学校の先生たちにも同じような感覚を覚えたのだ。友達にも先生にも直接何かを言われたり、無視されたりしたわけではなく、何とも言えない遠さを感じて孤独感でいっぱいであった。そして一番きつかったのが、親戚である。
田舎で農業をしていたので親戚が多くて、お盆やお正月にはよく集まった。そんな中、顔はわかるが名前は知らない人が、よく母を取り囲んで母に何かを言っていた。
遠くで見ていると、
「田中さんとこかわいそうにね、お気の毒にね」とかすかに聞こえてきたのだ。僕たちの病気のことを母は言われているのだとすぐにわかった。その光景を見るのも、そのことばを聞くのもたまらなく嫌だった。

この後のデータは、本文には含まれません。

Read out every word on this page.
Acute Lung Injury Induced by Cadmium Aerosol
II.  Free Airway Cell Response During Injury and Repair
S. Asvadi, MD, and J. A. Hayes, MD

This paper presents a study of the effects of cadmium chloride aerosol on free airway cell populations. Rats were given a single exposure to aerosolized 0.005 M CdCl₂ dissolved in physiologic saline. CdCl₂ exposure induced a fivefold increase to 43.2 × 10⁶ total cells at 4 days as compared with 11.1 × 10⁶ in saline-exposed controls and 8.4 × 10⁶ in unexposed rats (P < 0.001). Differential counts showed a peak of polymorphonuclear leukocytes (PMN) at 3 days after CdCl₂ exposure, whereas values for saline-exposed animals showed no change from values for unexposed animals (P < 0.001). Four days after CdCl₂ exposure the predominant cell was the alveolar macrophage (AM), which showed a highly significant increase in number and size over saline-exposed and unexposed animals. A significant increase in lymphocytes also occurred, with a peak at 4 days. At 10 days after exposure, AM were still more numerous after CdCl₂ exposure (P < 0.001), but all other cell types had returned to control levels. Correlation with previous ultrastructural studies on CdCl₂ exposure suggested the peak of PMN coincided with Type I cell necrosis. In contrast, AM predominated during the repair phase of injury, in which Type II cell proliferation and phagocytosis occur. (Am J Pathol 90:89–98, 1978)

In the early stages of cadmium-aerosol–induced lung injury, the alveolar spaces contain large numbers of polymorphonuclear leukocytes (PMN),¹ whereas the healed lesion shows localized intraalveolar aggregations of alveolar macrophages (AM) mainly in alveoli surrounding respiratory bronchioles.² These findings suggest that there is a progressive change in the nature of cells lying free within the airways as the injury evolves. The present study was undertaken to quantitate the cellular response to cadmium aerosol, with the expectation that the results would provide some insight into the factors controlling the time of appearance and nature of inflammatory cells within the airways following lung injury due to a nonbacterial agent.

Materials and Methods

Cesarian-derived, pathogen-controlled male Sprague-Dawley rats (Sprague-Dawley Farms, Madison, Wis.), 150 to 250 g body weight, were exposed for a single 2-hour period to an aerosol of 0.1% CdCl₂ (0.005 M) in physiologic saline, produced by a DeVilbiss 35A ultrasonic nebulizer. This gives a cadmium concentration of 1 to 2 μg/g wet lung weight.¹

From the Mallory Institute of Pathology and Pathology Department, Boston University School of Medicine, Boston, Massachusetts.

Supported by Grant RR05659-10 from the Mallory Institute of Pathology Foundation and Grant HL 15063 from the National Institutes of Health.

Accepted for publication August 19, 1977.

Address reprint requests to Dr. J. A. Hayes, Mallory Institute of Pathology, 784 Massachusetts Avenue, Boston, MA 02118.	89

ある時、母に言ったことがある。「お盆もお正月もみんなのところに行きたくない。
家にいたい」と。母は黙って聞きながら、
「お母さんも行きたくないで。家にいたいよ。でも、そうしたらお年玉をもらえないでしょ。順也の大事な臨時収入なんやから、お母さん行ってもらってくるわな」と笑みを浮かべながら言った。“お母さんは強いなあ”と子ども心に感じた。
本連載は、今回で最終回です。ご愛読ありがとうございました。